School of Computer Science, Qufu Normal University, Rizhao 276826, China.
School of Information and Control Engineering, Qingdao University of Technology, Qingdao 266520, China.
Molecules. 2022 Jul 7;27(14):4371. doi: 10.3390/molecules27144371.
Many microRNAs (miRNAs) have been confirmed to be associated with the generation of human diseases. Capturing miRNA-disease associations (M-DAs) provides an effective way to understand the etiology of diseases. Many models for predicting M-DAs have been constructed; nevertheless, there are still several limitations, such as generally considering direct information between miRNAs and diseases, usually ignoring potential knowledge hidden in isolated miRNAs or diseases. To overcome these limitations, in this study a novel method for predicting M-DAs was developed named TLNPMD, highlights of which are the introduction of drug heuristic information and a bipartite network reconstruction strategy. Specifically, three bipartite networks, including drug-miRNA, drug-disease, and miRNA-disease, were reconstructed as weighted ones using such reconstruction strategy. Based on these weighted bipartite networks, as well as three corresponding similarity networks of drugs, miRNAs and diseases, the miRNA-drug-disease three-layer heterogeneous network was constructed. Then, this heterogeneous network was converted into three two-layer heterogeneous networks, for each of which the network path computational model was employed to predict association scores. Finally, both direct and indirect miRNA-disease paths were used to predict M-DAs. Comparative experiments of TLNPMD and other four models were performed and evaluated by five-fold and global leave-one-out cross validations, results of which show that TLNPMD has the highest AUC values among those of compared methods. In addition, case studies of two common diseases were carried out to validate the effectiveness of the TLNPMD. These experiments demonstrate that the TLNPMD may serve as a promising alternative to existing methods for predicting M-DAs.

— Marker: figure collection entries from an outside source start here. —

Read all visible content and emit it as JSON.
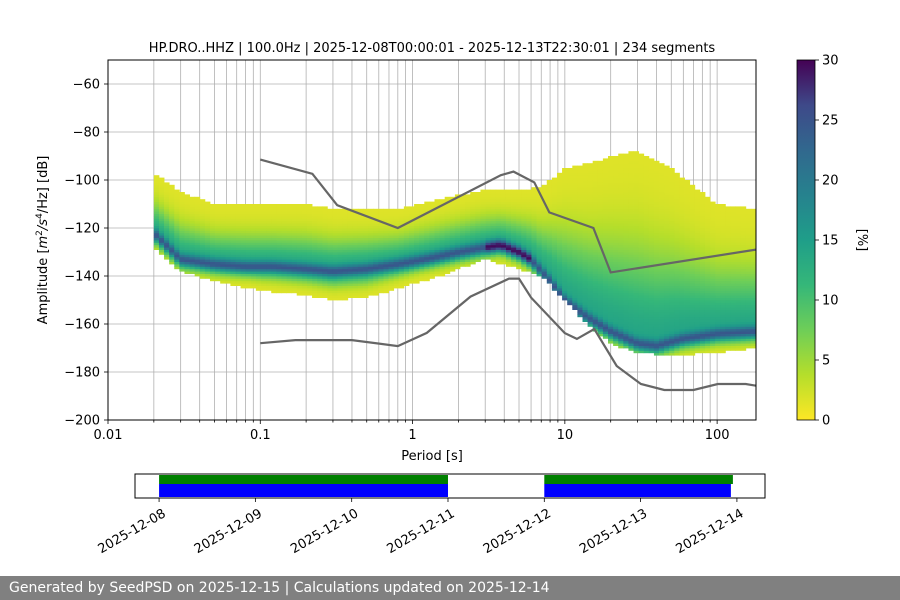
{
  "chart_data": [
    {
      "type": "heatmap",
      "title": "HP.DRO..HHZ | 100.0Hz | 2025-12-08T00:00:01 - 2025-12-13T22:30:01 | 234 segments",
      "xlabel": "Period [s]",
      "ylabel_parts": {
        "pre": "Amplitude [",
        "m": "m",
        "m_exp": "2",
        "s": "/s",
        "s_exp": "4",
        "post": "/Hz] [dB]"
      },
      "x_scale": "log",
      "xlim": [
        0.01,
        180
      ],
      "ylim": [
        -200,
        -50
      ],
      "x_ticks": [
        {
          "value": 0.01,
          "label": "0.01"
        },
        {
          "value": 0.1,
          "label": "0.1"
        },
        {
          "value": 1,
          "label": "1"
        },
        {
          "value": 10,
          "label": "10"
        },
        {
          "value": 100,
          "label": "100"
        }
      ],
      "y_ticks": [
        {
          "value": -200,
          "label": "−200"
        },
        {
          "value": -180,
          "label": "−180"
        },
        {
          "value": -160,
          "label": "−160"
        },
        {
          "value": -140,
          "label": "−140"
        },
        {
          "value": -120,
          "label": "−120"
        },
        {
          "value": -100,
          "label": "−100"
        },
        {
          "value": -80,
          "label": "−80"
        },
        {
          "value": -60,
          "label": "−60"
        }
      ],
      "grid": "vertical lines at every log period tick, horizontal lines at every 20 dB",
      "colorbar": {
        "label": "[%]",
        "range": [
          0,
          30
        ],
        "ticks": [
          {
            "value": 0,
            "label": "0"
          },
          {
            "value": 5,
            "label": "5"
          },
          {
            "value": 10,
            "label": "10"
          },
          {
            "value": 15,
            "label": "15"
          },
          {
            "value": 20,
            "label": "20"
          },
          {
            "value": 25,
            "label": "25"
          },
          {
            "value": 30,
            "label": "30"
          }
        ],
        "colormap": "viridis (reversed, yellow at 0)"
      },
      "mode_line": {
        "x": [
          0.02,
          0.025,
          0.03,
          0.05,
          0.08,
          0.12,
          0.2,
          0.3,
          0.5,
          0.8,
          1.2,
          2,
          3,
          3.8,
          5,
          6,
          8,
          10,
          14,
          20,
          30,
          40,
          60,
          100,
          180
        ],
        "y": [
          -122,
          -128,
          -133,
          -135,
          -136,
          -136,
          -137,
          -138,
          -137,
          -135,
          -133,
          -130,
          -128,
          -127,
          -130,
          -133,
          -142,
          -150,
          -157,
          -163,
          -168,
          -169,
          -166,
          -164,
          -163
        ]
      },
      "upper_envelope": {
        "x": [
          0.02,
          0.03,
          0.05,
          0.1,
          0.2,
          0.3,
          0.5,
          0.8,
          1.5,
          3,
          5,
          7,
          10,
          15,
          20,
          30,
          50,
          100,
          180
        ],
        "y": [
          -97,
          -105,
          -110,
          -110,
          -110,
          -112,
          -112,
          -112,
          -108,
          -104,
          -104,
          -103,
          -95,
          -93,
          -90,
          -88,
          -95,
          -110,
          -112
        ]
      },
      "lower_envelope": {
        "x": [
          0.02,
          0.03,
          0.05,
          0.1,
          0.2,
          0.3,
          0.5,
          0.8,
          1.5,
          3,
          5,
          7,
          10,
          15,
          20,
          30,
          50,
          100,
          180
        ],
        "y": [
          -128,
          -138,
          -142,
          -146,
          -148,
          -150,
          -149,
          -145,
          -140,
          -133,
          -137,
          -140,
          -150,
          -162,
          -168,
          -172,
          -173,
          -172,
          -170
        ]
      },
      "nhnm": {
        "x": [
          0.1,
          0.22,
          0.32,
          0.8,
          3.8,
          4.6,
          6.3,
          7.9,
          15.4,
          20,
          180
        ],
        "y": [
          -91.5,
          -97.4,
          -110.5,
          -120,
          -98,
          -96.5,
          -101,
          -113.5,
          -120,
          -138.5,
          -129
        ]
      },
      "nlnm": {
        "x": [
          0.1,
          0.17,
          0.4,
          0.8,
          1.24,
          2.4,
          4.3,
          5,
          6,
          10,
          12,
          15.6,
          21.9,
          31.6,
          45,
          70,
          101,
          154,
          180
        ],
        "y": [
          -168,
          -166.7,
          -166.7,
          -169.2,
          -163.7,
          -148.6,
          -141.1,
          -141.1,
          -149,
          -163.8,
          -166.2,
          -162.1,
          -177.5,
          -185,
          -187.5,
          -187.5,
          -185,
          -185,
          -185.7
        ]
      }
    },
    {
      "type": "timeline",
      "x_tick_labels": [
        "2025-12-08",
        "2025-12-09",
        "2025-12-10",
        "2025-12-11",
        "2025-12-12",
        "2025-12-13",
        "2025-12-14"
      ],
      "xlim": [
        "2025-12-07T18:00",
        "2025-12-14T07:00"
      ],
      "green_segments": [
        [
          "2025-12-08T00:00",
          "2025-12-11T00:00"
        ],
        [
          "2025-12-12T00:00",
          "2025-12-13T23:00"
        ]
      ],
      "blue_segments": [
        [
          "2025-12-08T00:00",
          "2025-12-11T00:00"
        ],
        [
          "2025-12-12T00:00",
          "2025-12-13T22:30"
        ]
      ],
      "colors": {
        "green": "#008000",
        "blue": "#0000ff"
      }
    }
  ],
  "footer": {
    "text": "Generated by SeedPSD on 2025-12-15 | Calculations updated on 2025-12-14"
  }
}
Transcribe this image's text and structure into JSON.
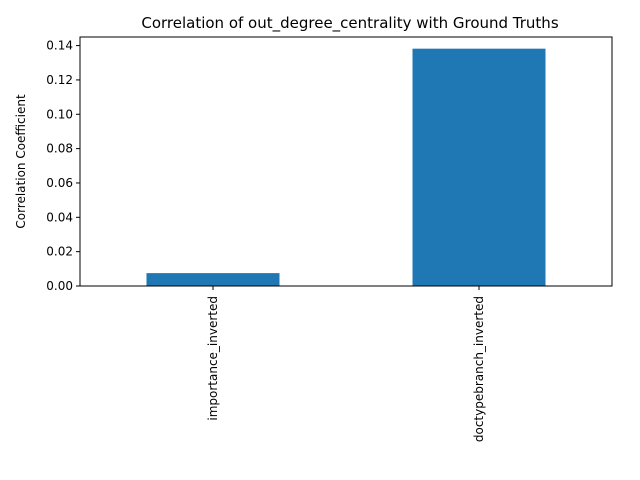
{
  "chart_data": {
    "type": "bar",
    "title": "Correlation of out_degree_centrality with Ground Truths",
    "xlabel": "",
    "ylabel": "Correlation Coefficient",
    "categories": [
      "importance_inverted",
      "doctypebranch_inverted"
    ],
    "values": [
      0.0075,
      0.1382
    ],
    "ylim": [
      0,
      0.145
    ],
    "yticks": [
      0.0,
      0.02,
      0.04,
      0.06,
      0.08,
      0.1,
      0.12,
      0.14
    ],
    "ytick_labels": [
      "0.00",
      "0.02",
      "0.04",
      "0.06",
      "0.08",
      "0.10",
      "0.12",
      "0.14"
    ],
    "grid": false,
    "legend": "none",
    "bar_color": "#1f77b4"
  }
}
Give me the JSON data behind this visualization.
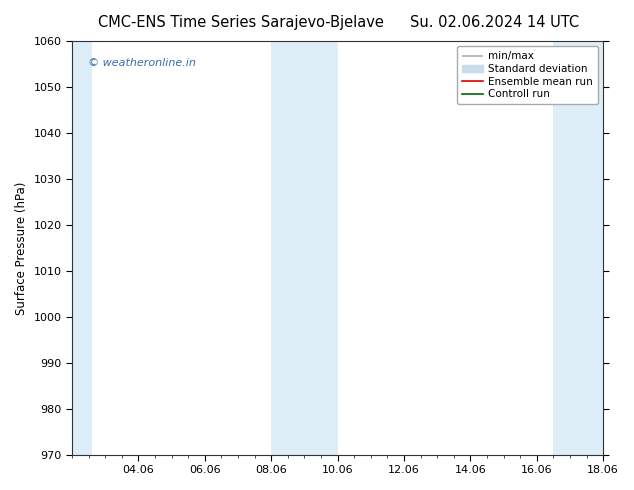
{
  "title_left": "CMC-ENS Time Series Sarajevo-Bjelave",
  "title_right": "Su. 02.06.2024 14 UTC",
  "ylabel": "Surface Pressure (hPa)",
  "ylim": [
    970,
    1060
  ],
  "yticks": [
    970,
    980,
    990,
    1000,
    1010,
    1020,
    1030,
    1040,
    1050,
    1060
  ],
  "xlim": [
    0,
    16
  ],
  "xtick_labels": [
    "04.06",
    "06.06",
    "08.06",
    "10.06",
    "12.06",
    "14.06",
    "16.06",
    "18.06"
  ],
  "xtick_positions": [
    2,
    4,
    6,
    8,
    10,
    12,
    14,
    16
  ],
  "shaded_bands": [
    {
      "x_start": 0,
      "x_end": 0.6,
      "color": "#ddeef8"
    },
    {
      "x_start": 6,
      "x_end": 8,
      "color": "#ddeef8"
    },
    {
      "x_start": 14.5,
      "x_end": 16,
      "color": "#ddeef8"
    }
  ],
  "watermark": "© weatheronline.in",
  "watermark_color": "#3a6ab0",
  "background_color": "#ffffff",
  "title_fontsize": 10.5,
  "axis_fontsize": 8.5,
  "tick_fontsize": 8,
  "legend_fontsize": 7.5
}
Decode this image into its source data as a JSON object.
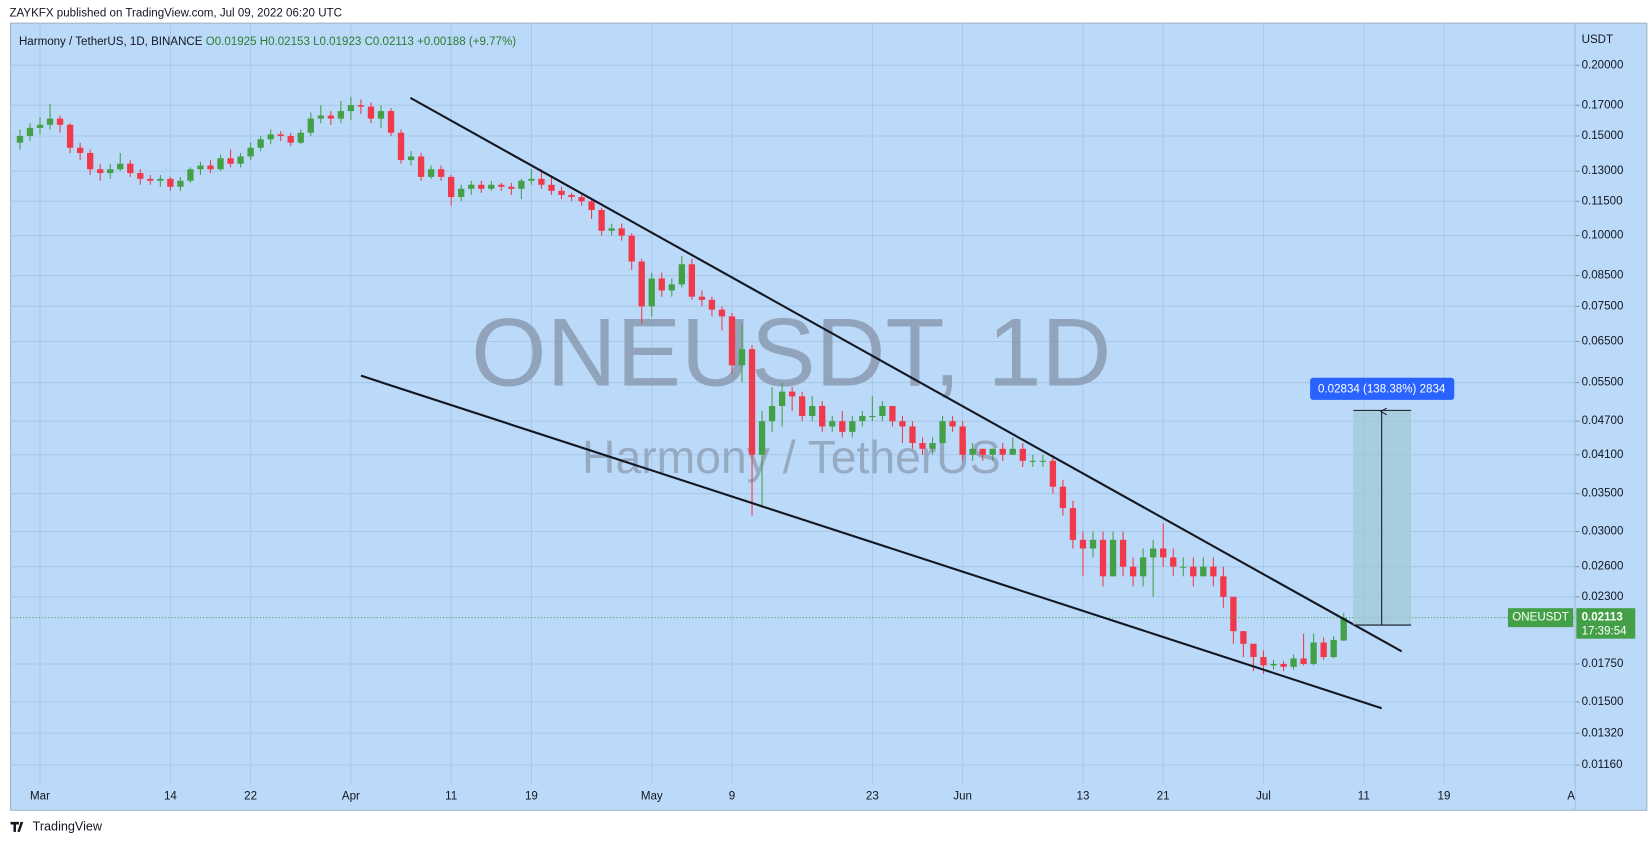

许多 microRNAs(miRNAs)已被证实与人类疾病的发生有关。捕获 miRNA-疾病关联(M-DAs)提供了一种了解疾病病因的有效方法。已经构建了许多用于预测 M-DAs 的模型;然而,仍然存在一些局限性,例如通常只考虑 miRNA 和疾病之间的直接信息,通常忽略隐藏在孤立的 miRNA 或疾病中的潜在知识。为了克服这些局限性,本研究提出了一种新的 miRNA-疾病关联预测方法,命名为 TLNPMD,其主要特点是引入药物启发式信息和二分网络重建策略。具体来说,使用这种重建策略,将包括药物-miRNA、药物-疾病和 miRNA-疾病在内的三个二分网络重建为加权网络。基于这些加权二分网络,以及药物、miRNA 和疾病的三个相应相似性网络,构建了 miRNA-药物-疾病三层异质网络。然后,将这个异质网络转化为三个两层异质网络,对于每个网络,都采用网络路径计算模型来预测关联分数。最后,使用直接和间接的 miRNA-疾病路径来预测 M-DAs。通过五重和全局留一交叉验证对 TLNPMD 和其他四个模型进行了比较实验,并对其进行了评估,结果表明 TLNPMD 在比较方法中的 AUC 值最高。此外,还对两种常见疾病进行了案例研究,以验证 TLNPMD 的有效性。这些实验表明,TLNPMD 可能成为现有预测 M-DAs 方法的一种有前途的替代方法。